What: "Extended Homozygosity Score Tests to Detect Positive Selection in Genome-wide Scans"

When: 3:30 p.m. Wednesday, Oct 15

Where: 5-125 Moos T

Ruzong Fan, from the Department of Statistics at Texas A&M University, will discuss "Extended Homozygosity Score Tests to Detect Positive Selection in Genome-wide Scans," during the seminar. A social tea will be held at 3 p.m. in A434 Mayo. All are welcome to attend.

Abstract
One of the surest signatures of recent positive selection is a local elevation of linkage disequilibrium. Detecting such hitchhiking effects is difficult because haplotypes are not directly observable. Fortunately, extended stretches of homozygosity serve as a surrogate indicator of recent positive selection. In this article, we develop test statistics to detect excess homozygosity.

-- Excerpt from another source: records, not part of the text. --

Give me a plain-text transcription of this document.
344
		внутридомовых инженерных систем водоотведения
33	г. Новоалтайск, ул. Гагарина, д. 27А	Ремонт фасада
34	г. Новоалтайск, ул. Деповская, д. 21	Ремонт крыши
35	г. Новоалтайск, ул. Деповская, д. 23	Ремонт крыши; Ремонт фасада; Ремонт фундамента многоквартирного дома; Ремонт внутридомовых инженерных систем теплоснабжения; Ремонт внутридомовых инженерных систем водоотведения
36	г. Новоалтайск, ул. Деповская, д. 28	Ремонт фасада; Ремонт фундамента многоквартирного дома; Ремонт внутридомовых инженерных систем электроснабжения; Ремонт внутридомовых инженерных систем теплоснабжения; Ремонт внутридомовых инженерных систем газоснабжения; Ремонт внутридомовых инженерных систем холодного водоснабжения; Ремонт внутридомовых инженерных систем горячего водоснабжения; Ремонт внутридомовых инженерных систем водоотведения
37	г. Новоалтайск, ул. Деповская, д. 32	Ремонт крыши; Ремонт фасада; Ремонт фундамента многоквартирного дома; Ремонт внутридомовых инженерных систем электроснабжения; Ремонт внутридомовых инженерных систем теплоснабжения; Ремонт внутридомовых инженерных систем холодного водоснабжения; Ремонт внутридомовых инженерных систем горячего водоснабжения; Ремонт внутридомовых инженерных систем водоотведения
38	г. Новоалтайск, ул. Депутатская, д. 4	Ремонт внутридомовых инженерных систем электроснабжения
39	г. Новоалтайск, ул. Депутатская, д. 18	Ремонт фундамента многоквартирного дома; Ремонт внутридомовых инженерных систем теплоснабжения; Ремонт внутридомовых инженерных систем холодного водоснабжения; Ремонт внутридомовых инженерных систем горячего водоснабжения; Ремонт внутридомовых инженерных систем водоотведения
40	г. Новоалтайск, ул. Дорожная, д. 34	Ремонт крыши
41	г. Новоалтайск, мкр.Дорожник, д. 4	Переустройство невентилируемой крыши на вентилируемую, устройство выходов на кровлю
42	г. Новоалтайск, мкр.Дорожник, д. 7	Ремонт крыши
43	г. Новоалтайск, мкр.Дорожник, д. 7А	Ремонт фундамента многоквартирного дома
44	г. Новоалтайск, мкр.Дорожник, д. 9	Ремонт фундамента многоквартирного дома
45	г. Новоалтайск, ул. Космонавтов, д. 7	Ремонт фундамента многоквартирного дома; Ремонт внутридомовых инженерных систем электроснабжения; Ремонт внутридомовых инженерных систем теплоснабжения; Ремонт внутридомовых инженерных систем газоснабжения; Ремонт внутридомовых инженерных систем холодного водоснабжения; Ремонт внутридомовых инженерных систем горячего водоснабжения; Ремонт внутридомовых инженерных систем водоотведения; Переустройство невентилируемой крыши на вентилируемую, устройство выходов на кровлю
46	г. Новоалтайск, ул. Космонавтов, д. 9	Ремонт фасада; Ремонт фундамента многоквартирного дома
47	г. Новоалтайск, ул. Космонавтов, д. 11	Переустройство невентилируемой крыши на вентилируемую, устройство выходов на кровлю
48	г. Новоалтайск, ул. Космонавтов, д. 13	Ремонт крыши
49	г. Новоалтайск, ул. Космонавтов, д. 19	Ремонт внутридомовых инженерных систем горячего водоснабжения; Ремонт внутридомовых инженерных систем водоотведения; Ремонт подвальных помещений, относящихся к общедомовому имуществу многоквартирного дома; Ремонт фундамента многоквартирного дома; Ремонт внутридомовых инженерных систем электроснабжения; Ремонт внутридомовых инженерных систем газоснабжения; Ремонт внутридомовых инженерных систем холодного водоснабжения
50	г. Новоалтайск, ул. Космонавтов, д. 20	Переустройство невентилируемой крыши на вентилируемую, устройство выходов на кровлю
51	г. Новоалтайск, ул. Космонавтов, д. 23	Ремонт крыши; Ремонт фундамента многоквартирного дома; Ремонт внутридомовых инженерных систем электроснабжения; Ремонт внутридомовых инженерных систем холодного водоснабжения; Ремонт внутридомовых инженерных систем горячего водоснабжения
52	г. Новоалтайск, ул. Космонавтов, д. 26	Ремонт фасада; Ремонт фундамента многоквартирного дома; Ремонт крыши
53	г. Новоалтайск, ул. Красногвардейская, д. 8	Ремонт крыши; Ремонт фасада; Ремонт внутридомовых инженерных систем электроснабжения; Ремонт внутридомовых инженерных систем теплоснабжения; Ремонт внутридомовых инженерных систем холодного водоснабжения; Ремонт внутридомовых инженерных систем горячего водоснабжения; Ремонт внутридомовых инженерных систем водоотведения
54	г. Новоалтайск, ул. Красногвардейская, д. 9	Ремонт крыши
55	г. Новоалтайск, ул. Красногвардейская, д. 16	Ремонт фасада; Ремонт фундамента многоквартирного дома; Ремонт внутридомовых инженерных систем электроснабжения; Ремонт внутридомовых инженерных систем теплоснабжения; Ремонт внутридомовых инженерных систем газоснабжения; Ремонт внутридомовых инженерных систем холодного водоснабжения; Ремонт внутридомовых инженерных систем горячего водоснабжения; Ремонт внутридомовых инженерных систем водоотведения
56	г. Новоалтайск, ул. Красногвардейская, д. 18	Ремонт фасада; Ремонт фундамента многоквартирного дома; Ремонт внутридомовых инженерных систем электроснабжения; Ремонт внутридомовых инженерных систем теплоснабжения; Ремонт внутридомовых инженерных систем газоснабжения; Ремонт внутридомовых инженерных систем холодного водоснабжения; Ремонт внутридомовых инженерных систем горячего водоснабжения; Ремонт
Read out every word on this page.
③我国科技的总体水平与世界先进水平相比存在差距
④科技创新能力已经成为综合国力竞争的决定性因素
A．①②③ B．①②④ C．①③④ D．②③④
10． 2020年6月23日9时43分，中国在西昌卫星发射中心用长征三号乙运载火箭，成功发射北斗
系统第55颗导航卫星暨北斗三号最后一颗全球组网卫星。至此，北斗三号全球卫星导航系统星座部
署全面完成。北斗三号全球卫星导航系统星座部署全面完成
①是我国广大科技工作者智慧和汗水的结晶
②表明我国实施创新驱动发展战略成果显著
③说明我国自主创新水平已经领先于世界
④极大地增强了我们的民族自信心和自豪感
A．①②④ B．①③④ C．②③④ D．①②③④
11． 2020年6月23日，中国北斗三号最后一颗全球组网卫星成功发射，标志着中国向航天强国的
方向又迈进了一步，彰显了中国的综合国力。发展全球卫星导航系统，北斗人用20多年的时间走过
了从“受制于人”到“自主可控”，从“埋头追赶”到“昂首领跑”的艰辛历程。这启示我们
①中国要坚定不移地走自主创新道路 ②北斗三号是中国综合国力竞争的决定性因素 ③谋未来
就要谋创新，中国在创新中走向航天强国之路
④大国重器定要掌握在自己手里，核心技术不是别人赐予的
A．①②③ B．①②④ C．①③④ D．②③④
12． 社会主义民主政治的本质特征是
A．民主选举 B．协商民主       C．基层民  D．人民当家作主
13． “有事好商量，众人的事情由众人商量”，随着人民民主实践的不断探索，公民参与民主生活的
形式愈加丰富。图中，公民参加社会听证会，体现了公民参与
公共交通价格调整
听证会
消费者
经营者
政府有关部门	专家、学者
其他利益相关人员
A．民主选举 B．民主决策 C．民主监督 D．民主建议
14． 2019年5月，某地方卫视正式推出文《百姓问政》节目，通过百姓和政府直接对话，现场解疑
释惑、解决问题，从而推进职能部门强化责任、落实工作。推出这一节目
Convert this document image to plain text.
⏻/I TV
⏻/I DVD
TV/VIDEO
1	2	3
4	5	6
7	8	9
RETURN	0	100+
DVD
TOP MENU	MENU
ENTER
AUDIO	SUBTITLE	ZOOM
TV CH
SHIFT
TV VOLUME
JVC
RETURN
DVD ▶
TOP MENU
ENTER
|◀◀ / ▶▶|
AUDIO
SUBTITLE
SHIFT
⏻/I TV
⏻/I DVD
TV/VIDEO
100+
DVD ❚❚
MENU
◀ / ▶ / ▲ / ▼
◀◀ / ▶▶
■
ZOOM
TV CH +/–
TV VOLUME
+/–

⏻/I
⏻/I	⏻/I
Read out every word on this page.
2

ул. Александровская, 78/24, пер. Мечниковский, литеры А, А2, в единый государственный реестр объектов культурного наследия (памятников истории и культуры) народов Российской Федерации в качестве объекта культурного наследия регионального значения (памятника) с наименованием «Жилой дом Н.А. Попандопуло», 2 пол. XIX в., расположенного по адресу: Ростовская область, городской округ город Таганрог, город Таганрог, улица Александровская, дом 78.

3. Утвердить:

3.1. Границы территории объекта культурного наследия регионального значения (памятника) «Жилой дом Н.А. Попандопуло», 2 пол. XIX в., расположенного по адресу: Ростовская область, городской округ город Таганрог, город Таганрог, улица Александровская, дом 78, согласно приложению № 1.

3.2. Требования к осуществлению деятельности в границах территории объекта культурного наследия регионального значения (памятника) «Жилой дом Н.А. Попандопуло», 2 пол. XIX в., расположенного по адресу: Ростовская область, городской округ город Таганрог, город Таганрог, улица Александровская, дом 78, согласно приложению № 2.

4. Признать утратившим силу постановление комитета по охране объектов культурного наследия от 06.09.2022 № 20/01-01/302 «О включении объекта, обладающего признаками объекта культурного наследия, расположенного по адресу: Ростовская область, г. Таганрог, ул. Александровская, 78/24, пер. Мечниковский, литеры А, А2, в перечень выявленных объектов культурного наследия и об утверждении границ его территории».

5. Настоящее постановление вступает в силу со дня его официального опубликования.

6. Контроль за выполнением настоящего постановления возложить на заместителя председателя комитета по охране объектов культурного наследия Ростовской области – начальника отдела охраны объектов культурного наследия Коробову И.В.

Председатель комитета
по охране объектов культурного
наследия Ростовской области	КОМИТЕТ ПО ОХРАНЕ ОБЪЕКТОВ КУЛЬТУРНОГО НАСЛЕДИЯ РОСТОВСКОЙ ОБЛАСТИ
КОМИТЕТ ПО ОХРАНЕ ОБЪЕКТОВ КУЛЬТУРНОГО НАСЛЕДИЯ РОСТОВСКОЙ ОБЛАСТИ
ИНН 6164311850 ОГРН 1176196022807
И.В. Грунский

We consider three tests: (a) an extended genotype-based homozygosity (EGH) test, (b) a hidden Markov model (HMM), and (c) an extended haplotype-based homozygosity (EHH) test. The null hypothesis of all three tests assume random mating and Hardy-Weinberg equilibrium. They differ in how they treat linkage disequilibrium. The EGH test assumes linkage equilibrium and gives too many false positives. The EHH test conditions on existing linkage disequilibrium and it tests Hardy-Weinberg equilibrium of haplotypes. The HMM test stands between these two extremes and assumes pairwise but not higher-order disequilibrium interactions. We evaluate by simulation the false positive rates for the EGH and HMM tests under the null hypothesis of EGH and find that HMM is more conservative. All three methods are then applied to the HapMap Phase II data. We are able to replicate previous findings of strong positive selection in the 11 genomic regions SLC19A2, EDAR, LCT, PDE11A, SLC30A9, PCDH15, SLC24A5, HERC1, CHST5/ADAT1/KARS, LARGE, and BCAS3. Over the entire genome, our statistics score lowest in Africans and highest in east Asians, with Europeans intermediate. This pattern is consistent with the accepted ages of these populations. Across the genome, EHH scores are generally low with sharp spikes in only a few regions. Thus, it appears that Hardy-Weinberg equilibrium is valid for most of the genome. EGH and HMM tend to be much higher, most likely because they fail to fully capture linkage disequilibrium. The plots of the statistics suggest regions besides the 11 just mentioned that are candidates for recent positive selection. Further detailed examination of these additional regions is warranted.